The lines at our local Pathmark are always outrageous. The store has ten registers or so, but I’ve never seen more than two or three of them staffed at a time. The cashiers are also painfully slow. The lines consistently reach back to the aisles of groceries, creating a massive snarl at the front of the store. We typically spend most of our time at the store in line; everyone else seems just as unhappy to be there as we are. Whenever it’s an option, we drive across town to the A&P or walk over to the much smaller fruit-n-vegetable market instead.

My question is why Pathmark puts up with this. You’d think that by adding a few more cashiers they’d increase sales by far more than enough to pay for it. And yet they don’t. What gives? What kind of forces make these absurdly long lines the equilibrium result? Some hypotheses:

1) Pathmark shoppers don’t value their time very much; the impatient ones like us go somewhere else. Perhaps, but there are plenty of other people in there hopping from one foot to the other.

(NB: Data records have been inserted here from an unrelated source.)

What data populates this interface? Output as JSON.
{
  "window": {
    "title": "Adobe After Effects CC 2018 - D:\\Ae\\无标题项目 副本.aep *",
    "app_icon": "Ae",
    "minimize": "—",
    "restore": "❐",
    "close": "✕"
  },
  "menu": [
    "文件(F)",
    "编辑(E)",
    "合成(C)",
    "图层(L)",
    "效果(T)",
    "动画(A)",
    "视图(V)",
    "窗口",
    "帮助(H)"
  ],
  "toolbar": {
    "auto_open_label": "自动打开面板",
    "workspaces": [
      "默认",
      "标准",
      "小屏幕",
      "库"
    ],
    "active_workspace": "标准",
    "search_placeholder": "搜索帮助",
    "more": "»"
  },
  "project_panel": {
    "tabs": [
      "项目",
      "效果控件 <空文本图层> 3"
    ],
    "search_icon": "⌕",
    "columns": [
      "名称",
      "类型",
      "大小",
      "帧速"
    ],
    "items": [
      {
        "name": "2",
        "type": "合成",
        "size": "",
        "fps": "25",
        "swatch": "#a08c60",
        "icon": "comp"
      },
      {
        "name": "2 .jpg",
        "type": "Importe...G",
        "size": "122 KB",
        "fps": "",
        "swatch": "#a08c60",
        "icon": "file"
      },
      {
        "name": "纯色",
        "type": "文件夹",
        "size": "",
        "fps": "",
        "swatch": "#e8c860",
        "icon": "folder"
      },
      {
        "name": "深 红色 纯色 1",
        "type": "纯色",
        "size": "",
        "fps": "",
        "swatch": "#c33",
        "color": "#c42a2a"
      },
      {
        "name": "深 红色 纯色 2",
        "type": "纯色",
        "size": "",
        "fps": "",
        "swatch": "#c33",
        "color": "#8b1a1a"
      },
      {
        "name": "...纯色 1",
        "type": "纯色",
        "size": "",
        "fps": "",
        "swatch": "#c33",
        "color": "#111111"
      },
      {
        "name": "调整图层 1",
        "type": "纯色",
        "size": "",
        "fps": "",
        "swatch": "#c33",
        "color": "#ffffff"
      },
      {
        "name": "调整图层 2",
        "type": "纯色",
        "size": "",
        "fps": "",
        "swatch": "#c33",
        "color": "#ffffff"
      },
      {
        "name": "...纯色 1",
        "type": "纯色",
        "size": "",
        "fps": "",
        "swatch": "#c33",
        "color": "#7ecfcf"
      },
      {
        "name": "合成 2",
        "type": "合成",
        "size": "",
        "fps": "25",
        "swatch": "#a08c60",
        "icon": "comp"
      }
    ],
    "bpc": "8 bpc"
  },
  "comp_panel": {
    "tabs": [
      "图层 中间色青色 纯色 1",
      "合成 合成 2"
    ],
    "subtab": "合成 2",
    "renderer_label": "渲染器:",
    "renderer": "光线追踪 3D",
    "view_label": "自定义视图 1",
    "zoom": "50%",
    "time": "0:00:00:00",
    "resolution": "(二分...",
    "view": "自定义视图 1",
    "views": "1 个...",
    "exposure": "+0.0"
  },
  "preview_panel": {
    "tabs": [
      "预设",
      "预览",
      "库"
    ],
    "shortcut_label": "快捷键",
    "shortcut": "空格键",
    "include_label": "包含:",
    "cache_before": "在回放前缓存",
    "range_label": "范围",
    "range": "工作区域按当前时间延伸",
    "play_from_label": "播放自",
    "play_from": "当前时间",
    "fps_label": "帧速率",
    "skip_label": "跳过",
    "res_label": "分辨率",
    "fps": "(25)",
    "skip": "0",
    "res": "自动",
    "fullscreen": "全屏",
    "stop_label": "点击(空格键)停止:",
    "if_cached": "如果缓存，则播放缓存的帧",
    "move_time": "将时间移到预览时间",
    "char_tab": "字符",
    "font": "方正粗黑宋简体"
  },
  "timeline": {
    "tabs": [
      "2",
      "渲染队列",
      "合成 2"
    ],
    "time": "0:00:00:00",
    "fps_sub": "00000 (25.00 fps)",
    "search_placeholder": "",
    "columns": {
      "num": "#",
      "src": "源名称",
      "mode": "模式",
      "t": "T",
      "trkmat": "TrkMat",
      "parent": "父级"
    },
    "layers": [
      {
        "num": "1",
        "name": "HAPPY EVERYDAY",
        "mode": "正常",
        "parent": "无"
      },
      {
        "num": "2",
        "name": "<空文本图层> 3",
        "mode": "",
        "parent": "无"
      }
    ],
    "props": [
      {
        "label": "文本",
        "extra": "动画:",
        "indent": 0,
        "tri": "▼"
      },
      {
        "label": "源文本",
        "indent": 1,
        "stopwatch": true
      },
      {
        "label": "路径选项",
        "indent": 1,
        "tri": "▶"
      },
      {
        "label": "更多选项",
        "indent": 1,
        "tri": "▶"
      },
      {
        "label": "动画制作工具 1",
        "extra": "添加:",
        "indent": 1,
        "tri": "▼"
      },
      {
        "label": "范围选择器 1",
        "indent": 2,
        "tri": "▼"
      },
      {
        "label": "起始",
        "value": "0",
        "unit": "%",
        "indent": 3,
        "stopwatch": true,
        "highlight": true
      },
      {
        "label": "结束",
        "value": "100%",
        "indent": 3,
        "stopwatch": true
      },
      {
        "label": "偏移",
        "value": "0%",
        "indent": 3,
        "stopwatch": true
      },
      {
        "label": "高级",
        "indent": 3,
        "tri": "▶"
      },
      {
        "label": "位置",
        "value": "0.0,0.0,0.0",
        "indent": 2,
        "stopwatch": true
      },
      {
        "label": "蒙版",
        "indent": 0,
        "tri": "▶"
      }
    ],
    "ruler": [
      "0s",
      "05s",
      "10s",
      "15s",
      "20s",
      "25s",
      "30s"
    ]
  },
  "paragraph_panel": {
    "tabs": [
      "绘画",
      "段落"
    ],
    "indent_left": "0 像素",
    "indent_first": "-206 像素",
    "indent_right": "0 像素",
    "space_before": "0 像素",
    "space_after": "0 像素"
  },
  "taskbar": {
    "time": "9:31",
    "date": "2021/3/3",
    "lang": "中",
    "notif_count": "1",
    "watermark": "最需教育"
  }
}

2) Pathmark shoppers don’t have convenient alternatives. Empirically false, particularly given that most people get there by car.

3) Pathmark shoppers don’t know about their alternatives. Seems unlikely.

4) The low prices make it worthwhile. Would be a plausible theory if the prices were low, which they are not.

5) The shoppers like the social experience; it’s about chatting with their friends who are also stuck in line. It’s true that we enjoy grocery shopping more together than alone; this one suggests we should go with a larger group of grocery buddies.

6) Incomplete contracts are breaking down in front of our eyes; the cashiers don’t particularly need these jobs, and store management knows that cracking the whip will just leave them with even fewer cashiers. This feels psychologically true, but it doesn’t square with the fact that other stores in the same shopping plaza—to say nothing of the other supermarkets in town—don’t seem to have the same issues.

7) Local failure of Pathmark management; our store is run by a bunch of incompetents. But this just pushes the question up a level: why does Pathmark tolerate this organizational pathology? So perhaps there’s a systemic management failure at Pathmark. My experience of other Pathmarks suggests that ours is not an outlier. What sort of mistake?

8) Management has given up this Pathmark for lost; it’s not worth closing but they don’t expect it to do well. If you have low expectations, prepare to have your assumptions confirmed. We need a No Pathmark Left Behind program.

9) Pathmarks everywhere are understaffed; management doesn’t know that that’s the problem. Hierarchies can be blind, yes, but this one is obvious. They must spend some time in their stores, right?

10) Pathmarks everywhere are understaffed; it’s a deliberate decision that, in time, will destroy the company. We’re not in equilibrium; we’re just watching the Invisible Hand wield the Invisible Knife as it claims its latest victim.

11) Pathmarks everywhere are understaffed, and it’s a rational overall strategy in terms of market positioning, for some combination of factors given above. This seems unlikely, but perhaps …

12) Our Pathmark is an outlier in some respect—it needs more than the usual staffing, its store management is more than usually bumbling—but fixing it would require some kind of exception to the Taylorist homogenized rationality by which the chain is run.

Other explanations welcome; I find none of these satisfying.

Having once been a Pathmark shopper myself several decades ago, in both Brooklyn and NJ, I can tell you that Pathmarks have always been poorly staffed. I have inferred that this is Pathmark’s business model: They might get more customers with more (and better-motivated and, presumably, better-paid) staff, but the increased sales wouldn’t make up for the increased labor costs. Your Pathmark may be even less adequately staffed than your average Pathmark, but if they’re not making a profit, they’re not going to stay in business.